As part of its continued commitment to making its science fully open, the CMS collaboration has just publicly released, in electronic format, the combination of CMS measurements that contributed to establishing the discovery of the Higgs boson in 2012. This release coincides with the publication of the Combine software - the statistical analysis tool that CMS developed during the first run of the Large Hadron Collider (LHC) to search for the unique particle, which has since been adopted throughout the collaboration.
Physics measurements based on data from the LHC are usually reported as a central value and its corresponding uncertainty. For instance, soon after observing the Higgs boson in LHC proton-proton collision data, CMS measured its mass as 125.3 plus or minus 0.6 GeV (the proton mass being about 1 GeV). But this figure is just a brief summary of the measurement outcome, a bit like the title of a book.
In a measurement, the full information extracted from the data is encoded in a mathematical function, known as the likelihood function, that includes the measured value of a quantity as well as its dependence on external factors.
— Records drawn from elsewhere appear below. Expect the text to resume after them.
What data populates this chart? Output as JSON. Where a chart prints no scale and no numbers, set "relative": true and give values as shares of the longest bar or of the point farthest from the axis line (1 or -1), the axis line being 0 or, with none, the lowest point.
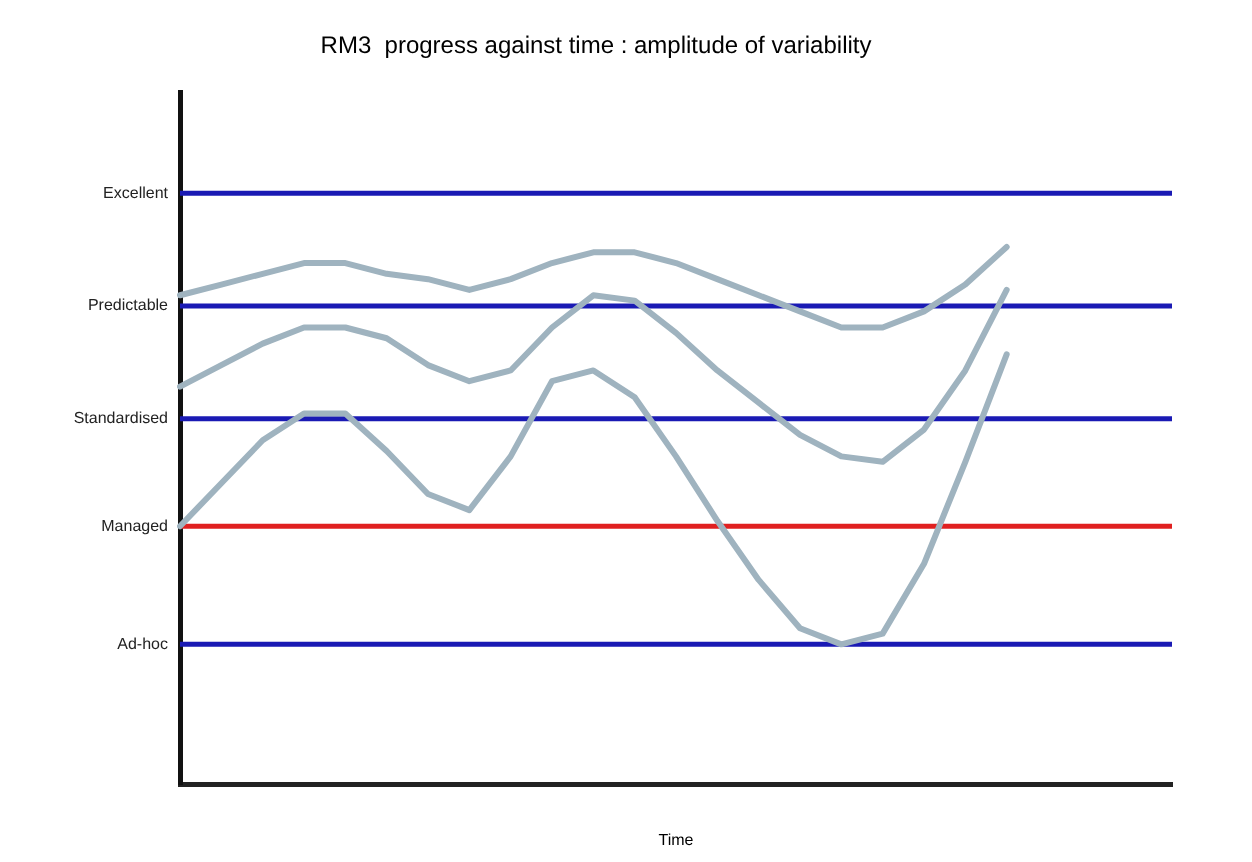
{
  "chart_data": {
    "type": "line",
    "title": "RM3  progress against time : amplitude of variability",
    "xlabel": "Time",
    "relative": true,
    "categories": [
      null,
      null,
      null,
      null,
      null,
      null,
      null,
      null,
      null,
      null,
      null,
      null,
      null,
      null,
      null,
      null,
      null,
      null,
      null,
      null,
      null,
      null,
      null,
      null,
      null
    ],
    "legend": false,
    "marker": "none",
    "line_style": "solid",
    "ref_lines": [
      {
        "axis": "y",
        "value": 1.1,
        "label": "Excellent",
        "color": "#1a1ab4"
      },
      {
        "axis": "y",
        "value": 0.89,
        "label": "Predictable",
        "color": "#1a1ab4"
      },
      {
        "axis": "y",
        "value": 0.68,
        "label": "Standardised",
        "color": "#1a1ab4"
      },
      {
        "axis": "y",
        "value": 0.48,
        "label": "Managed",
        "color": "#e02020"
      },
      {
        "axis": "y",
        "value": 0.26,
        "label": "Ad-hoc",
        "color": "#1a1ab4"
      }
    ],
    "series": [
      {
        "color": "#9fb3bf",
        "values": [
          0.91,
          0.93,
          0.95,
          0.97,
          0.97,
          0.95,
          0.94,
          0.92,
          0.94,
          0.97,
          0.99,
          0.99,
          0.97,
          0.94,
          0.91,
          0.88,
          0.85,
          0.85,
          0.88,
          0.93,
          1,
          null,
          null,
          null,
          null
        ]
      },
      {
        "color": "#9fb3bf",
        "values": [
          0.74,
          0.78,
          0.82,
          0.85,
          0.85,
          0.83,
          0.78,
          0.75,
          0.77,
          0.85,
          0.91,
          0.9,
          0.84,
          0.77,
          0.71,
          0.65,
          0.61,
          0.6,
          0.66,
          0.77,
          0.92,
          null,
          null,
          null,
          null
        ]
      },
      {
        "color": "#9fb3bf",
        "values": [
          0.48,
          0.56,
          0.64,
          0.69,
          0.69,
          0.62,
          0.54,
          0.51,
          0.61,
          0.75,
          0.77,
          0.72,
          0.61,
          0.49,
          0.38,
          0.29,
          0.26,
          0.28,
          0.41,
          0.6,
          0.8,
          null,
          null,
          null,
          null
        ]
      }
    ]
  }
}
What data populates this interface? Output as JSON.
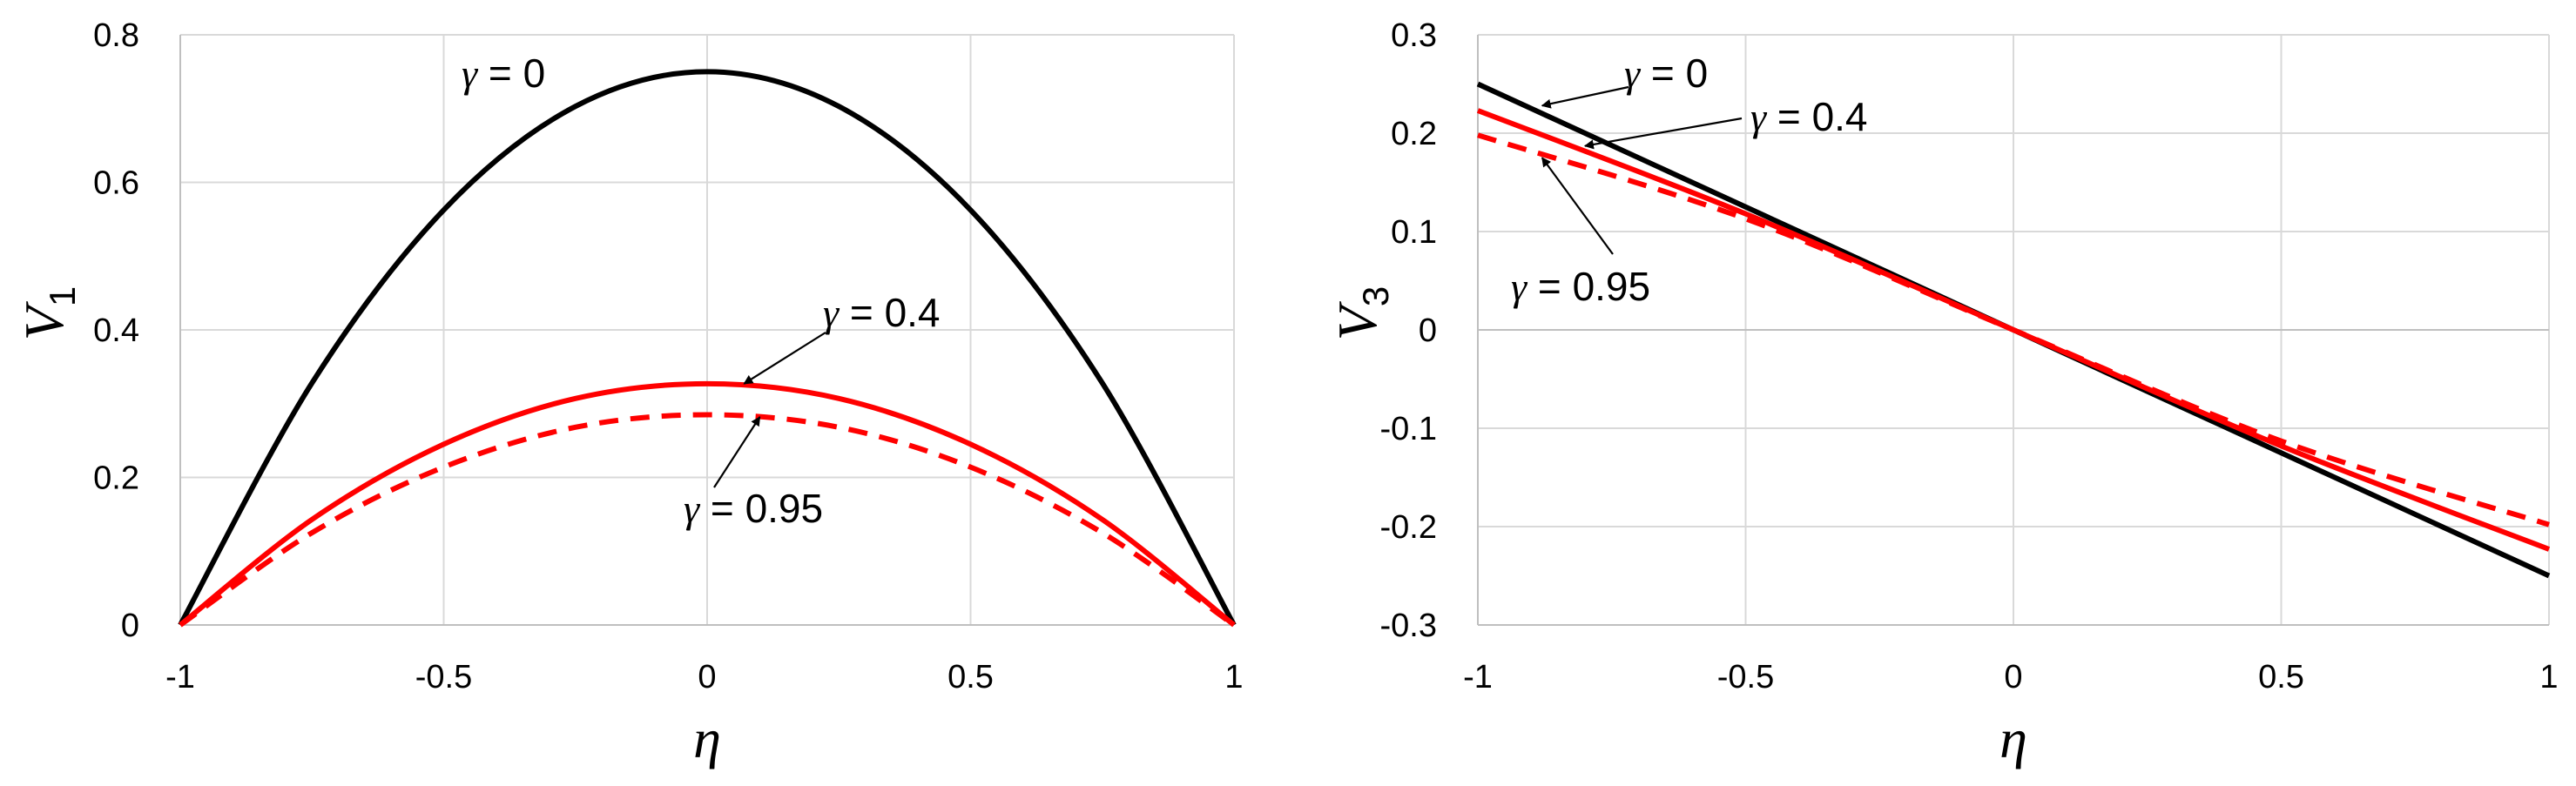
{
  "chart_data": [
    {
      "type": "line",
      "id": "left",
      "xlabel": "η",
      "ylabel": "V",
      "ylabel_subscript": "1",
      "xlim": [
        -1,
        1
      ],
      "ylim": [
        0,
        0.8
      ],
      "xticks": [
        -1,
        -0.5,
        0,
        0.5,
        1
      ],
      "xtick_labels": [
        "-1",
        "-0.5",
        "0",
        "0.5",
        "1"
      ],
      "yticks": [
        0,
        0.2,
        0.4,
        0.6,
        0.8
      ],
      "ytick_labels": [
        "0",
        "0.2",
        "0.4",
        "0.6",
        "0.8"
      ],
      "grid": true,
      "series": [
        {
          "name": "γ = 0",
          "color": "#000000",
          "dash": "solid",
          "x": [
            -1,
            -0.75,
            -0.5,
            -0.25,
            0,
            0.25,
            0.5,
            0.75,
            1
          ],
          "y": [
            0,
            0.328,
            0.5625,
            0.703,
            0.75,
            0.703,
            0.5625,
            0.328,
            0
          ]
        },
        {
          "name": "γ = 0.4",
          "color": "#ff0000",
          "dash": "solid",
          "x": [
            -1,
            -0.75,
            -0.5,
            -0.25,
            0,
            0.25,
            0.5,
            0.75,
            1
          ],
          "y": [
            0,
            0.143,
            0.245,
            0.307,
            0.327,
            0.307,
            0.245,
            0.143,
            0
          ]
        },
        {
          "name": "γ = 0.95",
          "color": "#ff0000",
          "dash": "dashed",
          "x": [
            -1,
            -0.75,
            -0.5,
            -0.25,
            0,
            0.25,
            0.5,
            0.75,
            1
          ],
          "y": [
            0,
            0.125,
            0.214,
            0.268,
            0.285,
            0.268,
            0.214,
            0.125,
            0
          ]
        }
      ],
      "annotations": [
        {
          "symbol": "γ",
          "text": " = 0",
          "for": "γ = 0"
        },
        {
          "symbol": "γ",
          "text": " = 0.4",
          "for": "γ = 0.4",
          "arrow_to": [
            0.07,
            0.327
          ]
        },
        {
          "symbol": "γ",
          "text": " = 0.95",
          "for": "γ = 0.95",
          "arrow_to": [
            0.1,
            0.282
          ]
        }
      ]
    },
    {
      "type": "line",
      "id": "right",
      "xlabel": "η",
      "ylabel": "V",
      "ylabel_subscript": "3",
      "xlim": [
        -1,
        1
      ],
      "ylim": [
        -0.3,
        0.3
      ],
      "xticks": [
        -1,
        -0.5,
        0,
        0.5,
        1
      ],
      "xtick_labels": [
        "-1",
        "-0.5",
        "0",
        "0.5",
        "1"
      ],
      "yticks": [
        -0.3,
        -0.2,
        -0.1,
        0,
        0.1,
        0.2,
        0.3
      ],
      "ytick_labels": [
        "-0.3",
        "-0.2",
        "-0.1",
        "0",
        "0.1",
        "0.2",
        "0.3"
      ],
      "grid": true,
      "series": [
        {
          "name": "γ = 0",
          "color": "#000000",
          "dash": "solid",
          "x": [
            -1,
            1
          ],
          "y": [
            0.25,
            -0.25
          ]
        },
        {
          "name": "γ = 0.4",
          "color": "#ff0000",
          "dash": "solid",
          "x": [
            -1,
            -0.5,
            0,
            0.5,
            1
          ],
          "y": [
            0.223,
            0.118,
            0,
            -0.118,
            -0.223
          ]
        },
        {
          "name": "γ = 0.95",
          "color": "#ff0000",
          "dash": "dashed",
          "x": [
            -1,
            -0.5,
            0,
            0.5,
            1
          ],
          "y": [
            0.198,
            0.113,
            0,
            -0.113,
            -0.198
          ]
        }
      ],
      "annotations": [
        {
          "symbol": "γ",
          "text": " = 0",
          "for": "γ = 0",
          "arrow_to": [
            -0.88,
            0.228
          ]
        },
        {
          "symbol": "γ",
          "text": " = 0.4",
          "for": "γ = 0.4",
          "arrow_to": [
            -0.8,
            0.187
          ]
        },
        {
          "symbol": "γ",
          "text": " = 0.95",
          "for": "γ = 0.95",
          "arrow_to": [
            -0.88,
            0.175
          ]
        }
      ]
    }
  ]
}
In the case of a CMS measurement, these factors encompass the calibration of the CMS detector, the accuracy of the CMS detector simulation used to facilitate the measurement and other systematic effects.
A likelihood function of a measurement based on LHC data can be complex, as many aspects need to be pinned down to fully understand the messy collisions that take place at the LHC. For example, the likelihood function of the combination of CMS Higgs boson discovery measurements, which CMS just released in electronic format, has nearly 700 parameters for a fixed value of the Higgs boson mass. Among these, only one - the number of Higgs bosons found in the data - is the physics parameter of interest, while the rest model systematic uncertainties.
Each of these parameters corresponds to a dimension of a multi-dimensional abstract space, in which the likelihood function can be drawn. It is hard for humans to visualise a space with more than a few dimensions, let alone one with many. The new release of the likelihood function of the CMS Higgs boson discovery measurements - the first likelihood function to be made publicly available by the collaboration - allows researchers to get around this problem. With a publicly accessible likelihood function, physicists outside the CMS collaboration can now precisely factor in the CMS Higgs boson discovery measurements in their studies.
The release of this likelihood function, as well as that of the Combine software, which is used to model the likelihood and fit the data, marks a new milestone in CMS's decade-long commitment to fully open science. It joins hundreds of open-access publications, the release of almost five petabytes of CMS data on the CERN open-data portal and the publication of its entire software framework on GitHub.